What in the eyes of purists of the Italian culinary tradition might seem a heresy could instead represent an excellent ploy to save gas in times of price increases and "stellar" bills .

THE PARISI POST - The alternative method has become viral and therefore the subject of debate on social media after a post shared by none other than the Nobel Prize in Physics, Giorgio Parisi , with a testimony concerning the recipe above.

" The most important thing is to always keep the lid on , because heat is lost a lot by evaporation," explains Parisi, who also carried out a first-person test.

“After the pasta boils - says the physicist - I put the gas to a minimum, so that it boils very low without consuming gas. You can also try to turn it off and obviously in this way it consumes even less and I think the pasta cooks anyway. After all, pasta cooks well even in the mountains with water boiling at 90 degrees.

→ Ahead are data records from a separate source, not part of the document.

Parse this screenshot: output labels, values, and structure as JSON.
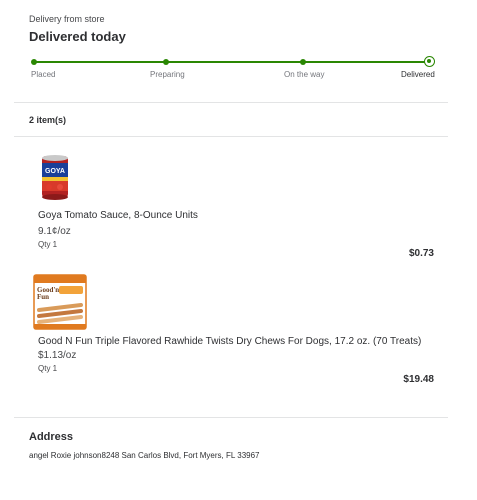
{
  "header": {
    "delivery_type": "Delivery from store",
    "status_title": "Delivered today"
  },
  "tracker": {
    "steps": [
      "Placed",
      "Preparing",
      "On the way",
      "Delivered"
    ],
    "current_step": "Delivered",
    "progress_fraction": 1.0,
    "accent_color": "#2a8703"
  },
  "items": {
    "count_label": "2 item(s)",
    "list": [
      {
        "name": "Goya Tomato Sauce, 8-Ounce Units",
        "unit_price": "9.1¢/oz",
        "qty": "Qty 1",
        "price": "$0.73",
        "image_icon": "goya-can-image",
        "image_text": "GOYA"
      },
      {
        "name": "Good N Fun Triple Flavored Rawhide Twists Dry Chews For Dogs, 17.2 oz. (70 Treats)",
        "unit_price": "$1.13/oz",
        "qty": "Qty 1",
        "price": "$19.48",
        "image_icon": "dog-chews-package-image",
        "image_text_1": "Good'n",
        "image_text_2": "Fun"
      }
    ]
  },
  "address": {
    "title": "Address",
    "line": "angel Roxie johnson8248 San Carlos Blvd, Fort Myers, FL 33967"
  }
}
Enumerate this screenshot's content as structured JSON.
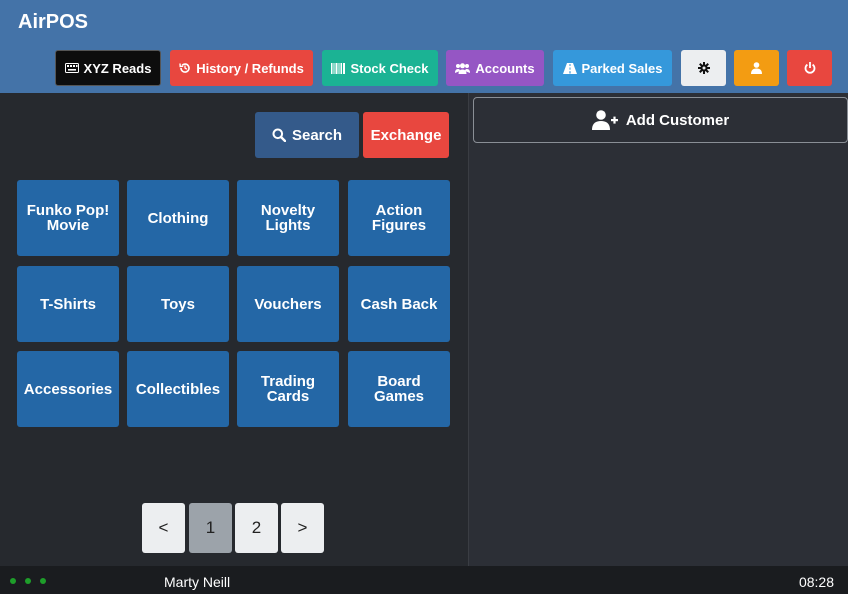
{
  "app": {
    "title": "AirPOS"
  },
  "toolbar": {
    "xyz_reads": "XYZ Reads",
    "history_refunds": "History / Refunds",
    "stock_check": "Stock Check",
    "accounts": "Accounts",
    "parked_sales": "Parked Sales",
    "icons": [
      "keyboard-icon",
      "history-icon",
      "barcode-icon",
      "users-icon",
      "road-icon",
      "gear-icon",
      "user-icon",
      "power-icon"
    ]
  },
  "actions": {
    "search": "Search",
    "exchange": "Exchange"
  },
  "categories": [
    [
      "Funko Pop!",
      "Movie"
    ],
    [
      "Clothing"
    ],
    [
      "Novelty",
      "Lights"
    ],
    [
      "Action",
      "Figures"
    ],
    [
      "T-Shirts"
    ],
    [
      "Toys"
    ],
    [
      "Vouchers"
    ],
    [
      "Cash Back"
    ],
    [
      "Accessories"
    ],
    [
      "Collectibles"
    ],
    [
      "Trading",
      "Cards"
    ],
    [
      "Board",
      "Games"
    ]
  ],
  "pagination": {
    "prev": "<",
    "pages": [
      "1",
      "2"
    ],
    "current": "1",
    "next": ">"
  },
  "customer": {
    "add_label": "Add Customer"
  },
  "footer": {
    "user": "Marty Neill",
    "time": "08:28"
  },
  "colors": {
    "header": "#4473a8",
    "xyz_reads": "#0d0d0d",
    "history_refunds": "#e8473f",
    "stock_check": "#1bb394",
    "accounts": "#9556c4",
    "parked_sales": "#3598db",
    "settings": "#eceef0",
    "user": "#f39c12",
    "logout": "#e8473f",
    "search": "#345a8a",
    "exchange": "#e8473f",
    "tile": "#2467a6"
  }
}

The lid - however, recalls the Nobel Prize - is fundamental ”.

EVERYONE TALKS ABOUT IT - The chemist and science writer Dario Bressanini also guarantees that the system works.

"Now everyone is talking about it, especially on Twitter and Facebook, because Parisi, the Nobel Prize winner, talked about it and it reached an audience that he had never reached before, but it's not a new thing. And I didn't invent it, It has been known for 200 years that it is not the boiling of water, seeing bubbles, that cooks but simply the temperature of the water that transfers heat to pasta, boiled rice or a hard-boiled egg. It is something that is very surprising because we, by tradition, have always been used to keeping it boiling, not even using the lid ", he explains.

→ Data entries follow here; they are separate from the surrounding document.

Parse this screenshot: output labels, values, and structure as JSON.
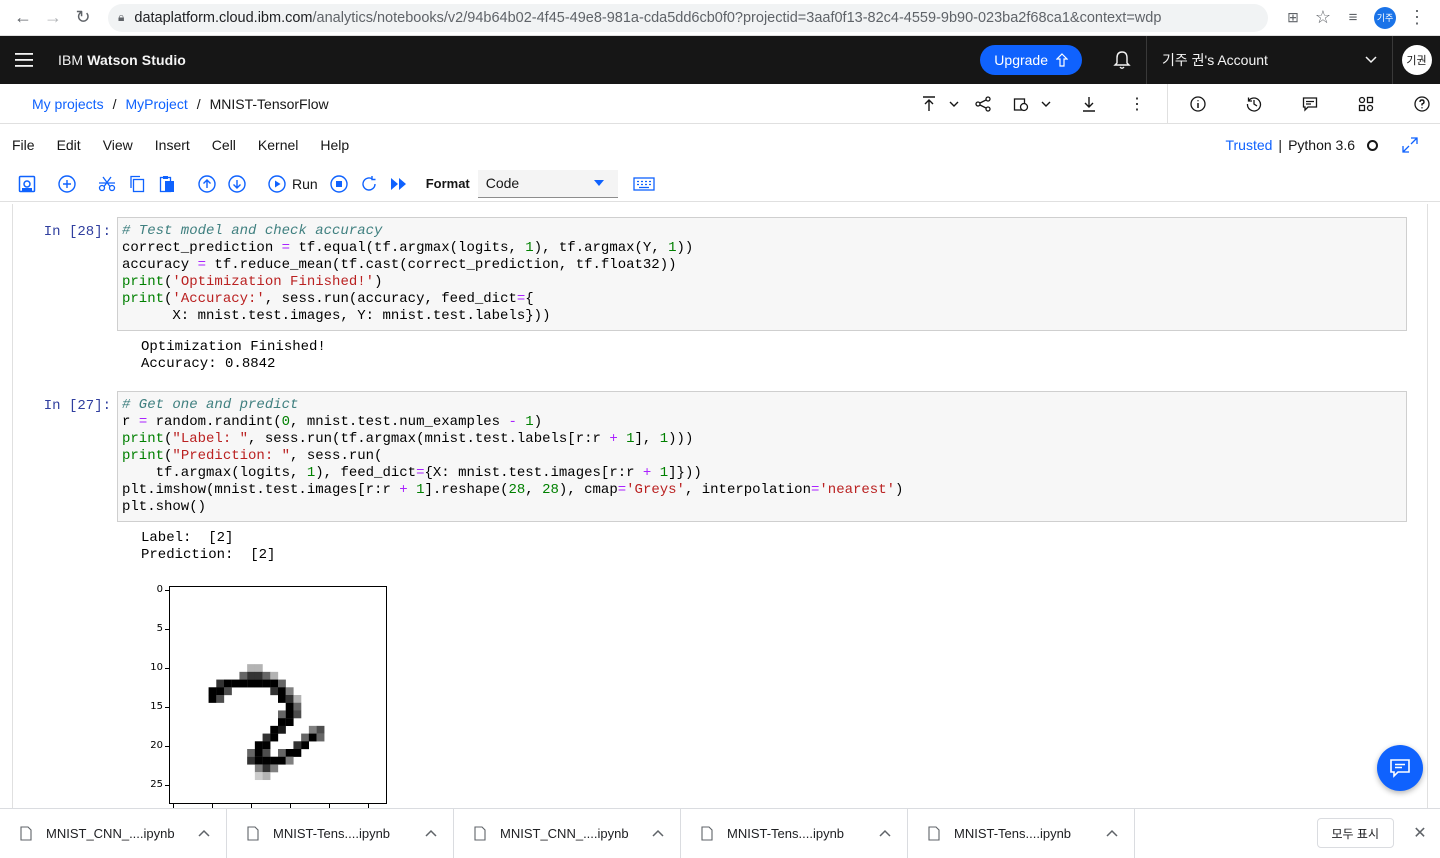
{
  "browser": {
    "url_host": "dataplatform.cloud.ibm.com",
    "url_path": "/analytics/notebooks/v2/94b64b02-4f45-49e8-981a-cda5dd6cb0f0?projectid=3aaf0f13-82c4-4559-9b90-023ba2f68ca1&context=wdp",
    "profile_initials": "기주"
  },
  "header": {
    "brand_prefix": "IBM ",
    "brand_name": "Watson Studio",
    "upgrade_label": "Upgrade",
    "account_label": "기주 권's Account",
    "avatar_initials": "기권"
  },
  "breadcrumb": {
    "items": [
      "My projects",
      "MyProject",
      "MNIST-TensorFlow"
    ],
    "separator": "/"
  },
  "menubar": {
    "items": [
      "File",
      "Edit",
      "View",
      "Insert",
      "Cell",
      "Kernel",
      "Help"
    ],
    "trusted_label": "Trusted",
    "kernel_label": "Python 3.6"
  },
  "toolbar": {
    "run_label": "Run",
    "format_label": "Format",
    "format_value": "Code"
  },
  "cells": [
    {
      "prompt": "In [28]:",
      "code_lines": [
        "# Test model and check accuracy",
        "correct_prediction = tf.equal(tf.argmax(logits, 1), tf.argmax(Y, 1))",
        "accuracy = tf.reduce_mean(tf.cast(correct_prediction, tf.float32))",
        "print('Optimization Finished!')",
        "print('Accuracy:', sess.run(accuracy, feed_dict={",
        "      X: mnist.test.images, Y: mnist.test.labels}))"
      ],
      "output": "Optimization Finished!\nAccuracy: 0.8842"
    },
    {
      "prompt": "In [27]:",
      "code_lines": [
        "# Get one and predict",
        "r = random.randint(0, mnist.test.num_examples - 1)",
        "print(\"Label: \", sess.run(tf.argmax(mnist.test.labels[r:r + 1], 1)))",
        "print(\"Prediction: \", sess.run(",
        "    tf.argmax(logits, 1), feed_dict={X: mnist.test.images[r:r + 1]}))",
        "plt.imshow(mnist.test.images[r:r + 1].reshape(28, 28), cmap='Greys', interpolation='nearest')",
        "plt.show()"
      ],
      "output": "Label:  [2]\nPrediction:  [2]"
    }
  ],
  "plot": {
    "y_ticks": [
      "0",
      "5",
      "10",
      "15",
      "20",
      "25"
    ]
  },
  "chart_data": {
    "type": "heatmap",
    "colormap": "Greys",
    "rows": 28,
    "cols": 28,
    "y_tick_labels": [
      0,
      5,
      10,
      15,
      20,
      25
    ],
    "pixels": [
      [
        10,
        10,
        0.3
      ],
      [
        11,
        10,
        0.3
      ],
      [
        9,
        11,
        0.6
      ],
      [
        10,
        11,
        0.8
      ],
      [
        11,
        11,
        0.8
      ],
      [
        12,
        11,
        0.6
      ],
      [
        13,
        11,
        0.3
      ],
      [
        6,
        12,
        0.8
      ],
      [
        7,
        12,
        1.0
      ],
      [
        8,
        12,
        1.0
      ],
      [
        9,
        12,
        1.0
      ],
      [
        10,
        12,
        1.0
      ],
      [
        11,
        12,
        1.0
      ],
      [
        12,
        12,
        1.0
      ],
      [
        13,
        12,
        1.0
      ],
      [
        14,
        12,
        0.6
      ],
      [
        5,
        13,
        1.0
      ],
      [
        6,
        13,
        1.0
      ],
      [
        7,
        13,
        0.7
      ],
      [
        13,
        13,
        0.8
      ],
      [
        14,
        13,
        1.0
      ],
      [
        15,
        13,
        0.5
      ],
      [
        5,
        14,
        1.0
      ],
      [
        6,
        14,
        0.7
      ],
      [
        14,
        14,
        1.0
      ],
      [
        15,
        14,
        0.8
      ],
      [
        16,
        14,
        0.3
      ],
      [
        15,
        15,
        1.0
      ],
      [
        16,
        15,
        0.6
      ],
      [
        14,
        16,
        0.6
      ],
      [
        15,
        16,
        1.0
      ],
      [
        16,
        16,
        0.7
      ],
      [
        14,
        17,
        1.0
      ],
      [
        15,
        17,
        1.0
      ],
      [
        13,
        18,
        1.0
      ],
      [
        14,
        18,
        0.9
      ],
      [
        18,
        18,
        0.5
      ],
      [
        19,
        18,
        0.7
      ],
      [
        12,
        19,
        0.8
      ],
      [
        13,
        19,
        1.0
      ],
      [
        17,
        19,
        0.6
      ],
      [
        18,
        19,
        1.0
      ],
      [
        19,
        19,
        0.6
      ],
      [
        11,
        20,
        1.0
      ],
      [
        12,
        20,
        1.0
      ],
      [
        16,
        20,
        0.8
      ],
      [
        17,
        20,
        1.0
      ],
      [
        10,
        21,
        0.6
      ],
      [
        11,
        21,
        1.0
      ],
      [
        12,
        21,
        0.7
      ],
      [
        14,
        21,
        0.6
      ],
      [
        15,
        21,
        1.0
      ],
      [
        16,
        21,
        1.0
      ],
      [
        10,
        22,
        0.8
      ],
      [
        11,
        22,
        1.0
      ],
      [
        12,
        22,
        1.0
      ],
      [
        13,
        22,
        1.0
      ],
      [
        14,
        22,
        1.0
      ],
      [
        15,
        22,
        0.5
      ],
      [
        11,
        23,
        0.5
      ],
      [
        12,
        23,
        0.8
      ],
      [
        13,
        23,
        0.5
      ],
      [
        11,
        24,
        0.2
      ],
      [
        12,
        24,
        0.3
      ]
    ]
  },
  "downloads": {
    "items": [
      "MNIST_CNN_....ipynb",
      "MNIST-Tens....ipynb",
      "MNIST_CNN_....ipynb",
      "MNIST-Tens....ipynb",
      "MNIST-Tens....ipynb"
    ],
    "show_all_label": "모두 표시"
  }
}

HOW TO DO IT - For those who want to try their hand, the method of pasta without fire involves boiling the water, adding the salt, throwing the pasta, stirring, waiting for it to boil again, then turn off the heat, close the lid tightly and do not reopen it until the cooking time has elapsed, which can be extended by one minute.

THE SAVINGS - An estimate of what the savings can be with these tricks was made by Italian Pastai of Unione Italiana Food . The study talks about "passive cooking", with the fire off and with the lid on after the first 2 minutes of traditional cooking, and calculates savings in energy and CO2 emissions of up to 47% . According to the association, this method is adopted only by one in 10 Italians, while the healthy habits of using less water, 700 milliliters per 100 grams (as one in four would do) and always putting the lid on (nine out of ten).